Ce qui rend le tout encore plus puissant, c'est le travail sonore, à commencer par la bande originale des Goblin. Dans plusieurs passages, la musique et les bruits ne se contentent pas d'accompagner les images : ils les possèdent. Il en résulte une tension presque physique, construite comme un crescendo qui prépare le spectateur à l'irruption de la violence.

Et même lorsque Suspiria devient explicite — avec des meurtres qui sont entrés dans l'imaginaire collectif du cinéma de genre — ce qui reste gravé dans les mémoires, ce n'est pas seulement la brutalité. C'est la façon dont Argento l'orchestre : comme si chaque séquence-clé était pensée pour frapper simultanément les yeux et les nerfs.

L'esthétique comme langage narratif

Une partie de la critique internationale considère Suspiria comme le film qui marque le tournant « surnaturel » d'Argento, notamment grâce à la mythologie qu'il introduit et qui sera reprise ultérieurement. Pourtant, la grandeur du film ne tient pas à son lore ni à ses coups de théâtre, mais à cette capacité rarissime de transformer l'esthétique en récit.

La beauté devient inquiétude. Le design devient menace.

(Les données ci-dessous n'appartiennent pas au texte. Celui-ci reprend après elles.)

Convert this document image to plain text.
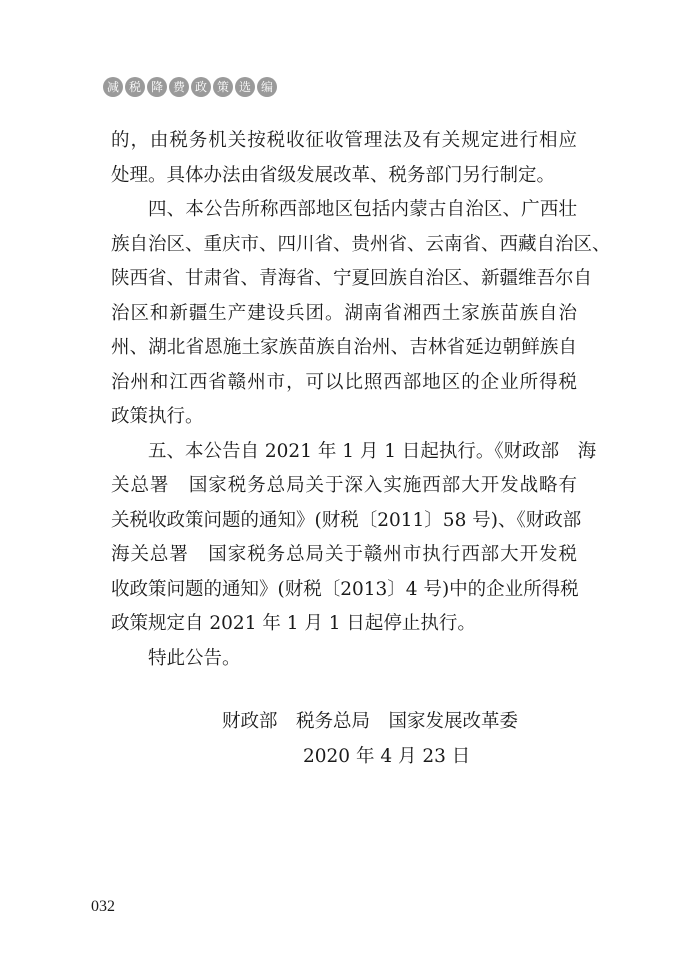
减 税 降 费 政 策 选 编
的，由税务机关按税收征收管理法及有关规定进行相应
处理。具体办法由省级发展改革、税务部门另行制定。
四、本公告所称西部地区包括内蒙古自治区、广西壮
族自治区、重庆市、四川省、贵州省、云南省、西藏自治区、
陕西省、甘肃省、青海省、宁夏回族自治区、新疆维吾尔自
治区和新疆生产建设兵团。湖南省湘西土家族苗族自治
州、湖北省恩施土家族苗族自治州、吉林省延边朝鲜族自
治州和江西省赣州市，可以比照西部地区的企业所得税
政策执行。
五、本公告自 2021 年 1 月 1 日起执行。《财政部　海
关总署　国家税务总局关于深入实施西部大开发战略有
关税收政策问题的通知》(财税〔2011〕58 号)、《财政部
海关总署　国家税务总局关于赣州市执行西部大开发税
收政策问题的通知》(财税〔2013〕4 号)中的企业所得税
政策规定自 2021 年 1 月 1 日起停止执行。
特此公告。
财政部　税务总局　国家发展改革委
2020 年 4 月 23 日
032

La chorégraphie de l'espace devient terreur pure.

Une œuvre irremplaçable qui a créé son propre langage

C'est aussi pour cette raison que, bien des années plus tard, un remake ambitieux signé Luca Guadagnino a pu voir le jour sans être perçu comme un sacrilège. Suspiria est tellement iconique et inimitable qu'il laisse de la place à d'autres interprétations, à condition qu'elles soient tout aussi personnelles. Mais le point de départ reste toujours le même.

Dans le panorama de l'horreur internationale, Suspiria demeure une référence absolue : un film qui n'a pas besoin de « ressembler » à quoi que ce soit, parce qu'il a créé son propre langage. Et aujourd'hui encore, une seule image suffit — une couleur, un couloir, un accord de musique — pour le reconnaître instantanément.